На следующий день он не пришел в мастерскую, и Кола бросился искать его в библиотеку, затем в профессорский клуб, но Голдера не оказалось ни там, ни тут. Его не оказалось и дома. Запоздалая мысль привела Колу к музыкальной комнате, откуда донесся пронзительный тенор, выдававший присутствие Джо Голдера.

Увидев Колу, он перестал петь.

— У меня репетиция, — объявил он.

— Вчера у тебя не было никаких репетиций.

— Вчера не было, а сегодня есть.

— Не валяй дурака, ты знаешь, что я имею в виду, — закричал Кола.

Аккомпаниаторша-англичанка взглянула на Колу, затем на Голдера, собрала ноты и заявила:

— С вашего позволения, мы уже кончили.

Кола заскрежетал зубами при мысли о том, что подумает о нем эта женщина, ибо все знали, что представляет собой Джо Голдер.

— Так ты будешь позировать? — спросил он, когда англичанка ушла.

— Пусть твой приятель продаст мне скульптуру, тогда я буду позировать.

Кола плюхнулся в кресло.

— Не будем валять дурака. Ты что, сам не видишь — лицо твое так быстро заживает, что вскорости станет ненужным?

Американец Джо Голдер, на три четверти белый, ненавидел свое лицо и подвергал его испытаниям одно ужасней другого.
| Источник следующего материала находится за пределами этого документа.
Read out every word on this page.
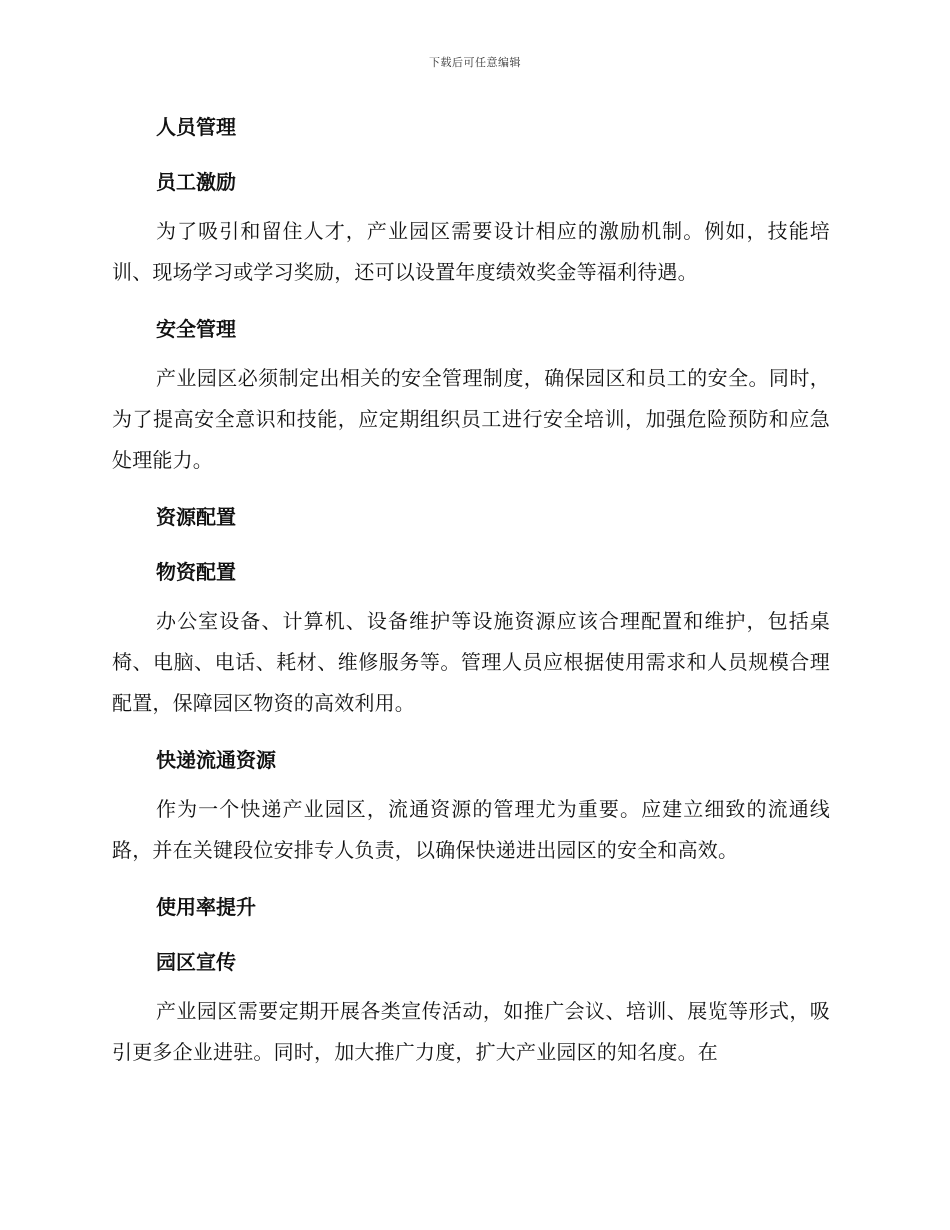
下载后可任意编辑
人员管理
员工激励

为了吸引和留住人才，产业园区需要设计相应的激励机制。例如，技能培训、现场学习或学习奖励，还可以设置年度绩效奖金等福利待遇。

安全管理

产业园区必须制定出相关的安全管理制度，确保园区和员工的安全。同时，为了提高安全意识和技能，应定期组织员工进行安全培训，加强危险预防和应急处理能力。

资源配置
物资配置

办公室设备、计算机、设备维护等设施资源应该合理配置和维护，包括桌椅、电脑、电话、耗材、维修服务等。管理人员应根据使用需求和人员规模合理配置，保障园区物资的高效利用。

快递流通资源

作为一个快递产业园区，流通资源的管理尤为重要。应建立细致的流通线路，并在关键段位安排专人负责，以确保快递进出园区的安全和高效。

使用率提升
园区宣传

产业园区需要定期开展各类宣传活动，如推广会议、培训、展览等形式，吸引更多企业进驻。同时，加大推广力度，扩大产业园区的知名度。在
Как-то Джо Голдер, изображавший Эринле в «Пантеоне», явился в мастерскую, прикрывая лицо измятой газетой, ибо послеполуденное солнце не пощадило его кожу.

— Что это за шутовство? — в истерике закричал Кола.
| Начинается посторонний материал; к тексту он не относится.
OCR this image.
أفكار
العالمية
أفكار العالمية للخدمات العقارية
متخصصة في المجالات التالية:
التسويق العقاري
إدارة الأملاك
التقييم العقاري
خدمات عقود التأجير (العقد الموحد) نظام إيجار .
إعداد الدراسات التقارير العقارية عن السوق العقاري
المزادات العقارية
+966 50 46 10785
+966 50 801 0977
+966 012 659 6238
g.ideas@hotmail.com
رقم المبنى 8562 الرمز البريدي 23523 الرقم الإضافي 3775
— Ваше солнце могущественней, чем я думал.

Кола в отчаянии отбросил палитру.

— Ты воображаешь, будто я стану писать твою рожу в таком виде? — И вдруг он осекся, ибо внезапно увидел в лице Голдера новую четкость линий, новую яркость характера. Уродство преобразило Джо Голдера. Глаза его стали непропорционально огромными. Под некогда гладкой кожей вздулись жилы, как на голове коня. Это было лицо человека, близкого к эпилепсии. Черты его искажало презрение к себе, ибо он понял, что не способен переносить солнце с легкостью африканского негра. Еще не начав работы над «Пантеоном», Кола заметил, что Голдер может служить моделью для одного из богов; когда же он приступил к своей гигантской картине, Голдер немедленно стал Эринле, хотя не столь очевидно, как Эгбо — Огуном. Теперь же шелушащаяся кожа на обгорелом ожесточенном лице напоминала приставшие перья жертвенной птицы. Кола схватил кисти, выдавил несколько тюбиков на палитру и яростно набросился на работу.

— Только не вздумай чистить лицо, — умолял он.

— Дотронуться до него не могу. Вы не представляете, как это больно.